While memories can’t be erased, they can fade if they are not emphasized and feed. Therefore, I would like you to commit to no longer watching pornography.

From a biblical viewpoint, masturbating is neither good nor bad by itself, but it can very easily be used in a bad way. (See Is masturbation sinful or not?) Not only did you use it as an excuse to drown yourself in lust, but you are using orgasm as a self-induced drug to escape the realities of life. When you quit porn, you are going to find it harder to masturbate as often as you have been doing. While it will be annoying, it is the right direction to go.

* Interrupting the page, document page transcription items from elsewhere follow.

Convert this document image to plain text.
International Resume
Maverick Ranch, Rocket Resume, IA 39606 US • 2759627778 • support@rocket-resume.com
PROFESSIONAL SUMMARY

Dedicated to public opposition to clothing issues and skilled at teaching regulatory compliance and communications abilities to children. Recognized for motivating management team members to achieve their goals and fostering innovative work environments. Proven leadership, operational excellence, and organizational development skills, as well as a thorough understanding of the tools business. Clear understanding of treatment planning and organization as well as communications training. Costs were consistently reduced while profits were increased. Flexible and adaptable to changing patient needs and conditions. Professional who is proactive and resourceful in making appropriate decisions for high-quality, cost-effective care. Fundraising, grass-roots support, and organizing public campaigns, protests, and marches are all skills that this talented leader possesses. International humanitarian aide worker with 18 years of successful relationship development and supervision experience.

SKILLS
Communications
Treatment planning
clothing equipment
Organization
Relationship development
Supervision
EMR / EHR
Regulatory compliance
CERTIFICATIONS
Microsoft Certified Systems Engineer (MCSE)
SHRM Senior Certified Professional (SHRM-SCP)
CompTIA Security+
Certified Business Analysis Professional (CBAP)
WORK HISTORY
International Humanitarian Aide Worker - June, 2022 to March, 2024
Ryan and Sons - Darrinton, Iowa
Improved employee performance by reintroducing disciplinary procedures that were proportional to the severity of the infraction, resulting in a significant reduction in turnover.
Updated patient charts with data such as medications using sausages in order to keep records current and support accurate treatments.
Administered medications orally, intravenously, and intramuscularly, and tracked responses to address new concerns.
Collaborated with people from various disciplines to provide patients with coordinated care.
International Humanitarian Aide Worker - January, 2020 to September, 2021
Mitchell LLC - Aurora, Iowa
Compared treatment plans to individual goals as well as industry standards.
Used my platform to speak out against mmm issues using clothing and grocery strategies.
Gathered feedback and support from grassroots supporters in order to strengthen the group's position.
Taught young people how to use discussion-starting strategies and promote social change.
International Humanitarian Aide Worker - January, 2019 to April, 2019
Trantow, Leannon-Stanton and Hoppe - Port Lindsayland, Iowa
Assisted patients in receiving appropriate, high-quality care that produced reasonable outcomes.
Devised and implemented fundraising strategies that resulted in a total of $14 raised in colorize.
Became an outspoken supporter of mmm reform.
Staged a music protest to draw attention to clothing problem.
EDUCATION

What I suspect you are doing is what most guys try and fail to do: completely stop ejaculating. What ends up happening is semen builds up in your body. As it does, your desire for sex escalates until you do ejaculate. Your description is of a guy who has gone too long without ejaculating.

Question:

Thank you for the response. Yes, I know you teach solely from a Christian’s viewpoint. What I have observed with time is, that in all religions the core values are astonishingly similar. God is one with different names.

I apologize for the lack of clarity in my previous e-mail. It wasn’t that I loved my girl any less.

I have started to follow your advice. I have decided not to watch porn. Yes, it is a well-said fact: “Garbage in, garbage out.”

Emotionally, I was not able to support my own self. I do ejaculate while trying to release my sexual urges. At most, right now I am able to pull 2-3 days without masturbating. I will keep you posted on my progress on the same.

It is people like you who are making society a better place to live in. Thank you for being so kind and helpful to me. Thank you very much!

Answer:

Rather than pushing your limits, back off a bit so you can establish a pattern of self-control. If three days leave you struggling to control your thoughts, then purposely ejaculate every two days for a while.

In regards to religion, I see the situation slightly differently. It appears to me that mankind knew the one true God, but as time passed, they strayed in different directions. There are many similarities because of the common beginning, but without the drive to return to the source, they’ve lost touch with the truth.